Pastores-políticos: pode isso, Perkins?

Por Vinícius Silva Pimentel

Nos últimos dias, surgiram nas redes sociais várias discussões entre cristãos sobre se seria lícito a um pastor cumular um ofício político, como o de vereador. Esses debates não focavam o aspecto da laicidade do Estadocomo por vezes se discute, sobretudo entre os progressistas, se deveria haver algum tipo de impedimento ao exercício de cargo político por pessoas professadamente religiosas. Em vez disso, a conversa girava em torno da ética vocacional cristã: se há várias situações em que se admitem ministros evangélicos bivocacionados (por exemplo, quando exercem o magistério), por que a vocação política seria uma exceção?

Acredito que podemos encontrar muita sabedoria para lidar com este assunto no livro A Treatise of the Vocations (“Um tratado das vocações”), do puritano William Perkins (1558–1602), que apresenta de forma sistematizada e pretensamente exaustiva uma “teologia prática” das vocações.

A obra se estrutura do seguinte modo: após definir “vocação” ou “chamado” (“é um certo tipo de vida, ordenado e imposto ao homem por Deus, para o bem comum”) e distinguir entre vocação geral e particular, Perkins discorre sobre como fazer uma boa escolha, uma boa entrada, um bom progresso e umbom término do chamado.

No capítulo sobre a “boa entrada no chamado”, Perkins responde se é lícito a alguém entrar em duas vocações ao mesmo tempo. Ele defende que essa dupla vocação é aceitável em alguns casos, mas não em outros.

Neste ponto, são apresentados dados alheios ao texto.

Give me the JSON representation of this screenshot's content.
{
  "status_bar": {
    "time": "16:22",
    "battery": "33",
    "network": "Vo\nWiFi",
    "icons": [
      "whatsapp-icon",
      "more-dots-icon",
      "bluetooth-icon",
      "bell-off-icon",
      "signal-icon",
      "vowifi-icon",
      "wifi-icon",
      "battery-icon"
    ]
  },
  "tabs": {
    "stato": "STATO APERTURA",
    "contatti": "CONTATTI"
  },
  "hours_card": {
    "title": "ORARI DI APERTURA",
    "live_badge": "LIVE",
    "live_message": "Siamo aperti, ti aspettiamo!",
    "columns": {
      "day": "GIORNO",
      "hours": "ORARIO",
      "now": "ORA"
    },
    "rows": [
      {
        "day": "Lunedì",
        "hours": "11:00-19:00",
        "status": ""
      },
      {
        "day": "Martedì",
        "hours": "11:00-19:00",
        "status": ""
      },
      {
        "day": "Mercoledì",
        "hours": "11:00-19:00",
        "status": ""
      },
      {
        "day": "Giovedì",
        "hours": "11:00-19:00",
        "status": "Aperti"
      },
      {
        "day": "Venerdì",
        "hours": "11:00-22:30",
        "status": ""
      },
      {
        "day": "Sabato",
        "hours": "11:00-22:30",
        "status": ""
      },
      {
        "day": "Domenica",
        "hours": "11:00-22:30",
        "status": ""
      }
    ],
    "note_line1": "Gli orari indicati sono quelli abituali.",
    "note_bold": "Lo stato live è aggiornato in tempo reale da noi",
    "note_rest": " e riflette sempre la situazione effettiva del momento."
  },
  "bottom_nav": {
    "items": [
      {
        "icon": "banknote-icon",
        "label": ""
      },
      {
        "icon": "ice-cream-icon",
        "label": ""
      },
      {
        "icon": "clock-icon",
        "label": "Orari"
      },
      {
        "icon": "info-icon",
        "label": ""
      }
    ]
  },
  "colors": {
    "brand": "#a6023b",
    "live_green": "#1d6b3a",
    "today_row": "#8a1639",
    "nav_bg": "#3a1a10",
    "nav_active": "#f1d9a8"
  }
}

É lícito exercer duas vocações em três circunstâncias:

1. Quando o próprio Deus determina a combinação de dois chamados. O exemplo mais óbvio é o de Melquisedeque, que foi designado rei e sacerdote.

2. Quando o duplo chamado não contraria as Escrituras e, ao mesmo tempo, serve ao bem comum em determinadas circunstâncias peculiares. Perkins usa os exemplos de Eli (sacerdote e juiz), Samuel (profeta e juiz) e Moisés (profeta e governante civil) e explica que, “naqueles períodos, ambos os ofícios estavam tão corrompidos que não se podiam achar homens comuns suficientes para exercer cada chamado separadamente”.

3. Quando dois chamados podem ser cumulados sem se atrapalharem mutuamente ou impedirem o bem comum. Aqui, Perkins está falando de vocações que são tipicamente cumuladas, como as de pai e de profissional, mas também de situações em que necessidades particulares exigem a dupla vocação, como quando o apóstolo Paulo fazia tendas em Corinto. Perkins diz que, em casos de similar necessidade, um ministro evangélico pode exercer outro chamado, desde que isso não seja um empecilho à sua vocação principal nem se torne numa afronta aos homens.

Em sentido contrário, a dupla vocação se torna ilícita também em três circunstâncias:

1. Quando Deus dissocia dois chamados por sua Palavra e mandamento.

2. Quando a prática de um chamado atrapalha a do outro.

3. Quando a combinação de dois chamados prejudica o bem comum.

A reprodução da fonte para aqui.